Questi dati costituiscono la base del confronto, guidato da Marco Invernizzi, reggente nazionale di Alleanza Cattolica, con gli esponenti dei partiti che hanno accolto l’invito degli organizzatori. Assenti, benché sollecitati a intervenire, Luigi Di Maio e Matteo Renzi; assenti e senza sostituti cui delegare la partecipazione: l’essere stati Pd e M5S attivi promotori delle leggi ostili alla famiglia varate nella legislatura che si è conclusa deve aver consigliato di non affrontare il campo. E’ stato un peccato: nascondersi non fa dimenticare al popolo del Family day, rappresentato dai suoi responsabili territoriali venuti da tutta Italia, che quei partiti hanno imposto alla Nazione, spesso senza discussione né adeguato approfondimento, le unioni civili, il testamento biologico, il divorzio breve e quello facile. E’ come se l’emergenza principale in Europa e in Italia, e cioè la drastica riduzione della popolazione e la drammatica elevazione della sua età media, non sia ritenuta una emergenza da due forze politiche la cui somma di consensi, secondo i sondaggi, supera il 50% dei voti validi. E’ un problema nel problema.
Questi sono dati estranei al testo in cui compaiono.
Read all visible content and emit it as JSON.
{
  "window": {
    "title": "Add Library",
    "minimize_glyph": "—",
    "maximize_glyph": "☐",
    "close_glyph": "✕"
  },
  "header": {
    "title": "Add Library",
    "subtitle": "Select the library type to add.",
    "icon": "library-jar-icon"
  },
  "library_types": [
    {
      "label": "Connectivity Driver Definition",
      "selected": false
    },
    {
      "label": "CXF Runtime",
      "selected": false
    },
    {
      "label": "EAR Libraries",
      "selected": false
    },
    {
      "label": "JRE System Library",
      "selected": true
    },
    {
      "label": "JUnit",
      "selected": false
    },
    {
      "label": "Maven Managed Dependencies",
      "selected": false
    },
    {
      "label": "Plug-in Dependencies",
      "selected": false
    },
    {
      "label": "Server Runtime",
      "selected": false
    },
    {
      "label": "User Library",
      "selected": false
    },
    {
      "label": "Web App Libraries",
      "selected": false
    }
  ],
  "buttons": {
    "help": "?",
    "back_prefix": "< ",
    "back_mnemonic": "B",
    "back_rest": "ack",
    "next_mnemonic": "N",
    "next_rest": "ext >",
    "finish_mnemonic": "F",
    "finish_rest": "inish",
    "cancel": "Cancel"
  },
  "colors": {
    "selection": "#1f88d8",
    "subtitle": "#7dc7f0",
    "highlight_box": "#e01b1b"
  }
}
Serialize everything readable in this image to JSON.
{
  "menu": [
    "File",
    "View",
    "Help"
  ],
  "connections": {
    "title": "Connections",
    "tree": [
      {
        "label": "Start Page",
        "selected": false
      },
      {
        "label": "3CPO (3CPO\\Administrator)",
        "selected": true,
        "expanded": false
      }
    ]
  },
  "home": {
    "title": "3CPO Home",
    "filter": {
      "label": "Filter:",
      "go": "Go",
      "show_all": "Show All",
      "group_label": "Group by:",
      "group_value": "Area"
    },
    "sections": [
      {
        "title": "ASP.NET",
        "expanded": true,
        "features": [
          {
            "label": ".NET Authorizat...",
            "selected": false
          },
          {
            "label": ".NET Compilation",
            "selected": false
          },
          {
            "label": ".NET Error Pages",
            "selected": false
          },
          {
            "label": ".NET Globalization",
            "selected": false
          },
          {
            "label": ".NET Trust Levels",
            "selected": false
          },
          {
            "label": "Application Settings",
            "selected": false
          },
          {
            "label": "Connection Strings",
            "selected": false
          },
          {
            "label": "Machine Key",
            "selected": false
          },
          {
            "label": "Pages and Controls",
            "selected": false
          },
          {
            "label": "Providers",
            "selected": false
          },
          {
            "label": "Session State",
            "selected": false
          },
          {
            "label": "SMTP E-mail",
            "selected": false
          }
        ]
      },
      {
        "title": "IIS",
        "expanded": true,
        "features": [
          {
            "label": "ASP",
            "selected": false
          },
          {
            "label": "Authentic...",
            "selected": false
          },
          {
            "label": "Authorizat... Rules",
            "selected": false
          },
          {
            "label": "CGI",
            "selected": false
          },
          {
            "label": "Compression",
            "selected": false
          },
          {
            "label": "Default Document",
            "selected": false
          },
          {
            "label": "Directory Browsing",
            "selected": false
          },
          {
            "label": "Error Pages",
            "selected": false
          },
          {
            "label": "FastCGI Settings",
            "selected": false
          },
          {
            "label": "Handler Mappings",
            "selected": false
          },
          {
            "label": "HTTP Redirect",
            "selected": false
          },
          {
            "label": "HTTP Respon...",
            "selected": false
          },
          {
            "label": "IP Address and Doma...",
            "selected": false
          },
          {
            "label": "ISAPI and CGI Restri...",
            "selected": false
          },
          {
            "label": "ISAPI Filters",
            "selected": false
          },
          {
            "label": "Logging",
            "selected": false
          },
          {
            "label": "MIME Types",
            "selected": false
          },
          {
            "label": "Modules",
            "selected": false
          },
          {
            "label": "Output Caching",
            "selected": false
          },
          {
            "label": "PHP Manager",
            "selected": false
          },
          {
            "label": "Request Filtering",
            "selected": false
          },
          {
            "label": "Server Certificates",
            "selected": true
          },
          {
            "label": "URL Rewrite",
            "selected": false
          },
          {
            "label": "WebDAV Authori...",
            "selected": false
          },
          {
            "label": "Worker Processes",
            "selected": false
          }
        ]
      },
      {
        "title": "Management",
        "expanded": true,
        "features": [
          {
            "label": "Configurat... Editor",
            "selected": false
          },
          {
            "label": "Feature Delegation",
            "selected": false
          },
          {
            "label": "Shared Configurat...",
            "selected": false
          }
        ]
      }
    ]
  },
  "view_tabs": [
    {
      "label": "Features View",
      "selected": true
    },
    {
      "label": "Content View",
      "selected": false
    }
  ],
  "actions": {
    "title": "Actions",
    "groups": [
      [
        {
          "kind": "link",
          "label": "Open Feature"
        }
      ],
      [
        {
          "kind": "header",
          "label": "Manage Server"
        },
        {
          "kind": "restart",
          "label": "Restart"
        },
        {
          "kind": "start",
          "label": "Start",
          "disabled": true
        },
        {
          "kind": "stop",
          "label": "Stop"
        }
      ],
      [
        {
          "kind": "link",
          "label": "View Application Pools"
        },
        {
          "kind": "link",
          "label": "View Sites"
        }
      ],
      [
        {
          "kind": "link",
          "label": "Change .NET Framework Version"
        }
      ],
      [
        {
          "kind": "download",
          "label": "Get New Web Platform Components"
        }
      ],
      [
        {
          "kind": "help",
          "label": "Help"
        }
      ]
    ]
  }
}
Gli altri, quelli che sono intervenuti, qualche impegno lo assumono, peraltro staccandosi per qualche ora dalla bolgia delle candidature. Giorgia Meloni, che sul tasto ha insistito non poco negli ultimi mesi, illustra un elenco che comprende il reddito d’infanzia, cioè un assegno mensile di 400 euro per chi ha un bambino fino a 6 anni di età, invece del reddito di cittadinanza M5S, che creerebbe solo mantenuti. E poi la copertura fino all’80% invece del 30% attuale del congedo parentale, l’estensione dell’orario per gli asili nido, gli incentivi per l’assunzione delle neo-mamme, l’eliminazione dell’Iva sui prodotti per l’infanzia. Matteo Salvini concorda sulle misure concrete e definisce fallita una Nazione con un così accentuato divario fra nascite e decessi. Stefano Parisi, alla sua prima uscita pubblica da candidato alla Regione Lazio, si aggancia a un passaggio della relazione di Blangiardo perché impiego femminile e maternità smettano di essere realtà antitetiche. Eugenia Roccella, da decenni impegnata sul fronte della vita e della famiglia, inviata dalla nuova formazione Noi per l’Italia, rimarca la necessità di modificare, in tutto o in parte, le pessime leggi dell’ultimo quinquennio. Maurizio Gasparri, per Forza Italia, protagonista con pochi altri della resistenza all’aggressione alla famiglia, confessa di essersi sentito spesso “agente senza mandato” e per questo chiede che nel nuovo Parlamento giungano persone con la tempra giusta “per opporsi alle ingiustizie e ai torti che subisce la famiglia”. In questo facendo eco all’intervento del cardinale Elio Sgreccia, presidente emerito della Pontificia Accademia per la vita, che nel saluto d’inizio esorta i cattolici a “tirare fuori il loro battesimo e il loro coraggio”: perché senza il loro contributo la società è più povera.

 

Tira le somme Massimo Gandolfini, che indica nel Family day - per Invernizzi una delle novità più significative della politica italiane degli ultimi anni - non un partito ma un movimento. Capace di riportare in piazza milioni di persone, come è accaduto per due volte a Roma, di arginare i tentativi di far entrare il gender nelle scuole, ma più in generale di contribuire al lavoro culturale indispensabile a convincere alla causa della vita: se l’Italia è oggi demograficamente più povera dipende anche dalla pratica massiva dell’aborto legale, che in 40 anni ha distrutto oltre sei milioni di essere umani. Se il Family day non si trasforma in un forza politica, qualche suo esponente sarà candidato per il voto del 4 marzo: il sale deve dare sapore, può anche essere limitato ma non deve mancare.